Ей надо выбраться отсюда.
Напасть на след этого ублюдка.
Остановить хищника с повадками вампира.
Очередной датинг проходил в «Веге», новомодном баре в Девятом округе. Здешняя обстановка ничем не напоминала тропическую атмосферу «Питкэрна»: сплошь хромированные поверхности и светодиодные лампы. Слева — подсвеченный голубым бар, похожий на аквариум. Справа стояли диванчики в форме инфузорий. В роли столиков выступали серебристые кубы.
На барной стойке были расставлены «Blue Lagoon»,[57] коктейли на основе кюрасао, словно светившиеся в полумраке. Приглушенно вибрировала мягкая электронная музыка.
Холл был украшен картинками в рамках из нержавейки, изображавшими героя японского мультика конца семидесятых, Грендайзера. Он был с планеты Вега, а бар отдавал дань моде самых уродливых лет XX века — eighties.[58]
Вечеринка начиналась в девять вечера. Шаплен пришел в половине девятого. Ему хотелось застать Саша врасплох. В пустом зале, не сняв пальто, она раскладывала по столикам картонки с номерами и не слышала, как он вошел. Шаплен воспользовался этим, чтобы понаблюдать за ней. Видимо, Саша была уроженкой Нидерландских Антильских островов. С короткой стрижкой, ростом под метр восемьдесят, спортивного телосложения и с непропорционально крупными руками, она, несмотря на свою красоту, выглядела тяжеловесной и массивной. Временами ее можно было принять за трансвестита.

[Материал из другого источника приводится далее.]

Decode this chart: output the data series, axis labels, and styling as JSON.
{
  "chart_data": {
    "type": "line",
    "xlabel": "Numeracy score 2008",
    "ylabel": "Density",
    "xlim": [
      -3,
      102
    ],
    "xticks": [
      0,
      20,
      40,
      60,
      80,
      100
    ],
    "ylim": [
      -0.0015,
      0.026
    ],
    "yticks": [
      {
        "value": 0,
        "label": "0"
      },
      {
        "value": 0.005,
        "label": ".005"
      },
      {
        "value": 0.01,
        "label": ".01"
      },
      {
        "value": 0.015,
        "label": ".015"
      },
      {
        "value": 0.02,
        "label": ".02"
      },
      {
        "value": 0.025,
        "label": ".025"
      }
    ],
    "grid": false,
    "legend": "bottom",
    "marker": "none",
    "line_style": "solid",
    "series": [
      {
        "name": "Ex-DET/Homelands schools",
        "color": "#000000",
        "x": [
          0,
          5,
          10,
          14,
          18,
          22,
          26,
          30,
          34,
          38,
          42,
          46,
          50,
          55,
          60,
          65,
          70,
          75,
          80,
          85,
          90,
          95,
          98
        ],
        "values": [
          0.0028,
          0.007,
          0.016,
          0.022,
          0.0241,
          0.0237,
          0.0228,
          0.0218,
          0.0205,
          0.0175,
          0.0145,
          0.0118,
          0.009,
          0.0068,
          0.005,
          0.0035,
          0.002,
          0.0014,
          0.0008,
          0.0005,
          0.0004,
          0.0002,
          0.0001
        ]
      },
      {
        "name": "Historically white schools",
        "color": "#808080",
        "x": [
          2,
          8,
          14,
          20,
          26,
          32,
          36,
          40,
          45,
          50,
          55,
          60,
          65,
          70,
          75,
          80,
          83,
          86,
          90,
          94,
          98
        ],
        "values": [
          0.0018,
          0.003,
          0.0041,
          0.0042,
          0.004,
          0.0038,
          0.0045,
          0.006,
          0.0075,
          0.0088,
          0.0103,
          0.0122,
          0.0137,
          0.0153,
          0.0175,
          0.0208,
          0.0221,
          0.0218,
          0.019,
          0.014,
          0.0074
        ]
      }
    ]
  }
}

— Привет, Саша, — сказал он, не выходя на свет.
Она вздрогнула. В зале стоял ледяной холод. Саша тут же выдавила из себя улыбку и вернулась к роли благожелательной богини, царящей над миллионом заблудших сердец.
Но едва Шаплен выступил из тени, как это выражение сменилось неприкрытой враждебностью. Он подошел к ней, не зная, пожать ей руку или чмокнуть в щеку. Саша отпрянула. Под темным пальто на ней было строгое черное платье, на ногах — фирменные черные туфли на каблуке. Ничто в этом наряде не говорило об антильском происхождении, но от всего ее существа веяло тропическими островами. Под светодиодными лампами ее кожа карамельного оттенка окрасилась в золотисто-коричневые тона, а изумрудные глаза приобрели цвет морской воды.